Financial Advisors have been trained to asses your risk profile and your investing style. But if you have no prior or limited investing experience, how are you supposed to know your risk profile or style?
Answering a few questions in a risk profile assessment is not a good measure of your actual risk tolerance. It’s one thing to say you’re willing to risk losing money for higher expected long term returns. It’s quite another thing to lose 30% of your investment in 30 days during the COVID-19 crash of March 2020.

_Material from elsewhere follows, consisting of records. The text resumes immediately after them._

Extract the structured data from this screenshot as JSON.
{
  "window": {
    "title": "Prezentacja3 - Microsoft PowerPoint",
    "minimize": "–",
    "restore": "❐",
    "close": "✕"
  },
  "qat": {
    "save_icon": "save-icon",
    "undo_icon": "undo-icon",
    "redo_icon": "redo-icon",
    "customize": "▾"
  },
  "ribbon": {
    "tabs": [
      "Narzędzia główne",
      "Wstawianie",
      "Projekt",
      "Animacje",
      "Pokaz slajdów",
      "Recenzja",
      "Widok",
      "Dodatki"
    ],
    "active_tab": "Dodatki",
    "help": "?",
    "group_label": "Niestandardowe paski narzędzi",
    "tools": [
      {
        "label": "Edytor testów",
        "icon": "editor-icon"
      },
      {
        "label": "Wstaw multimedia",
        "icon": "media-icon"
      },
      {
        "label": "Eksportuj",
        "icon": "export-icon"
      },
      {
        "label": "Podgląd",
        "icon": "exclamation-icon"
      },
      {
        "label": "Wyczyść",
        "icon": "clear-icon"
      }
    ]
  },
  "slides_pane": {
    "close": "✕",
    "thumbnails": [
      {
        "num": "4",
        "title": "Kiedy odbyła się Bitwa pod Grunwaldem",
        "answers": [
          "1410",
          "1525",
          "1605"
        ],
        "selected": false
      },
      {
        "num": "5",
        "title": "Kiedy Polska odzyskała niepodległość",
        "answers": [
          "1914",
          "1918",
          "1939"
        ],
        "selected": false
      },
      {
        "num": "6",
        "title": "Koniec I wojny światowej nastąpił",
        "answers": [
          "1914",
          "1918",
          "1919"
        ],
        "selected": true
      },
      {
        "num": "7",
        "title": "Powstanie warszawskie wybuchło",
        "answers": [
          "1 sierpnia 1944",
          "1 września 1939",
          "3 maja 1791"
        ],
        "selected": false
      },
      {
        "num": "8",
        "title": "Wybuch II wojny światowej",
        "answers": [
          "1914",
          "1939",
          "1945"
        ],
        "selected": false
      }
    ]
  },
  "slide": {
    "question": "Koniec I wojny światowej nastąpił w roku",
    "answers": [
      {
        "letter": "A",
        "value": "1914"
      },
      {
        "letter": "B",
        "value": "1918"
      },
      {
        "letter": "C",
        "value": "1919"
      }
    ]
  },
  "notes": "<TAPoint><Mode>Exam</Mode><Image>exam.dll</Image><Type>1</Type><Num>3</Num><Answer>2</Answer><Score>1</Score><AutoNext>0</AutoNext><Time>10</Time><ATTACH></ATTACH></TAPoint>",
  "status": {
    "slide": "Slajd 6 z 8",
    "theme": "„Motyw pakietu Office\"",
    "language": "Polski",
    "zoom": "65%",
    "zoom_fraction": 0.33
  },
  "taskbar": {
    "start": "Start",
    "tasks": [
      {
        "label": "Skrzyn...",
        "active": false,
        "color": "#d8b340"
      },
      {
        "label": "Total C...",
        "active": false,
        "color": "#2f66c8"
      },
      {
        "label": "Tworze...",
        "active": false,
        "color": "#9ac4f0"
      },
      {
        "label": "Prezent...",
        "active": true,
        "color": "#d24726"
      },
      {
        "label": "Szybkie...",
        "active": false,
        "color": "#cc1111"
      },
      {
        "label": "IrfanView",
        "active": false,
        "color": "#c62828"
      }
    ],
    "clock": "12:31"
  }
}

By keeping things simple and not over complicating your investment strategy, you can be in control and have a better understanding of how your journey to financial independence or retirement is going.
What is the LADS investing principle?
LADS investing means keeping your investments Low-cost, Automatic, Diversified, and Simple. If an investment does not meet those 4 criteria, it is not considered suitable for clients of Simple Money.
- Low-cost – fees are rampant in the financial advice and investing industry. It’s hard enough making a return on investment. Don’t then give your hard earned returns to your adviser.
- Automatic – We want to create money and wealth building systems that require minimal human input, so that our money is working for us, and not the other way around.
- Diversified – We don’t put all of our eggs in one basket. By diversifying, we reduce our risk of failure and increase our chance of successfully achieving our financial and other goals.
- Simple – We want to create a simple system that is easy to understand, maintain, and implement. Complexity adds stress and does not perform as well as simple sytems.